Yesterday the Alliance to Save Energy co-sponsored a great event at City Hall with Seattle City Light, PSE and Snohomish PUD to discuss the three key themes from ASE’s Energy 2030 plan: Invest, Modernize and Educate. The event’s rock-star lineup included: Governor Inslee, Mayor McGinn, Council Member O’Brien, Jorge Carrasco, Richard Genece, Jim West, Bob Stolarski, Dan Clarkson, Alex Laskey, Stan Price, Kim Drury, and other great speakers; the audience was equally well stacked.

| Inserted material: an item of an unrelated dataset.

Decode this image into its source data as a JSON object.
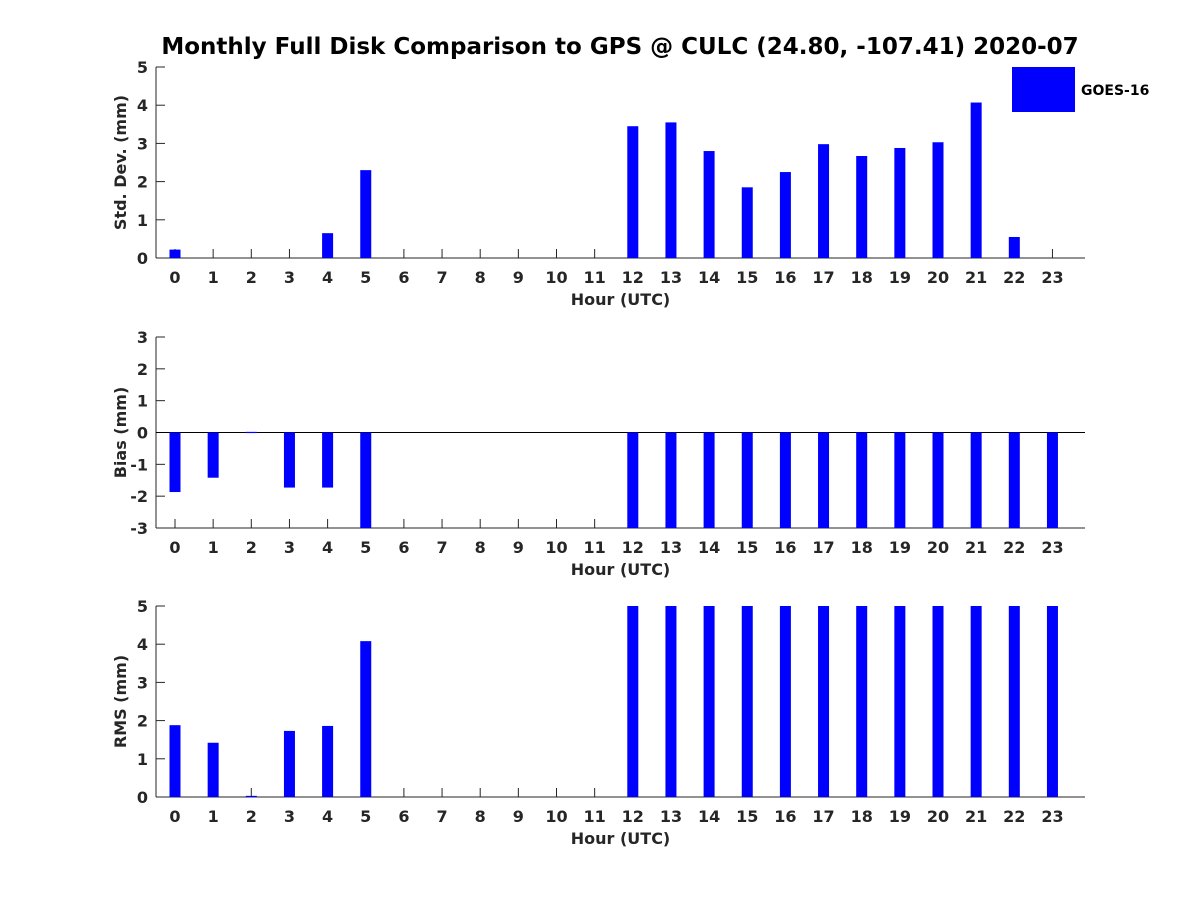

Innovation was a theme that worked its way into nearly every panel. In response to one of the panelists poking fun at the fact that the US dog food industry spends more per year on research than the energy sector, Richard Genece of BPA offered that they have a $30-$40 million (per year?) technology innovation budget. Technology, eh? Is technology the silver bullet that will get us there? I am of the opinion that we have a lot of the technology needed to make great strides in energy efficiency, and that our current business practices are holding us back. Ash Awad, of McKinstry, playfully took a jab at utilities stating that the widget-based incentive model simply does not work. While I don’t agree that it doesn’t work, I do sympathize with the sentiment that this 30 year-old business model needs to evolve a little quicker, and that the gatekeepers (utilities) serve an important role in giving new ideas a chance.
OPower is the most innovative thing I have seen come out of this industry in the last 10 years, and they didn’t need new technology to achieve their success. They mixed psychology and software to address the question of what motivates people to use less energy (peer pressure, it turns out). It’s brilliant! They identified the problem, saw a business opportunity, and introduced a solution. Alex Laskey, founder of OPower, gave props to PSE for being one of his first clients and for City Light for jumping on board; they took a chance on his company and are now some of the veterans of that program that has reached success with 90 utilities and counting.
We don’t need new insulation products, we just need to install more insulation; we don’t need new heating technology, we just need to educate people about the options that exist. Innovation and research have a place in advancing aggressive energy efficiency goals, but without re-thinking how we are getting people to act, and without utilities and policy makers opening their minds to new implementation, marketing, accounting and delivery models we’ll be stuck having the same conversation when I’m celebrating my 3 decades in the industry.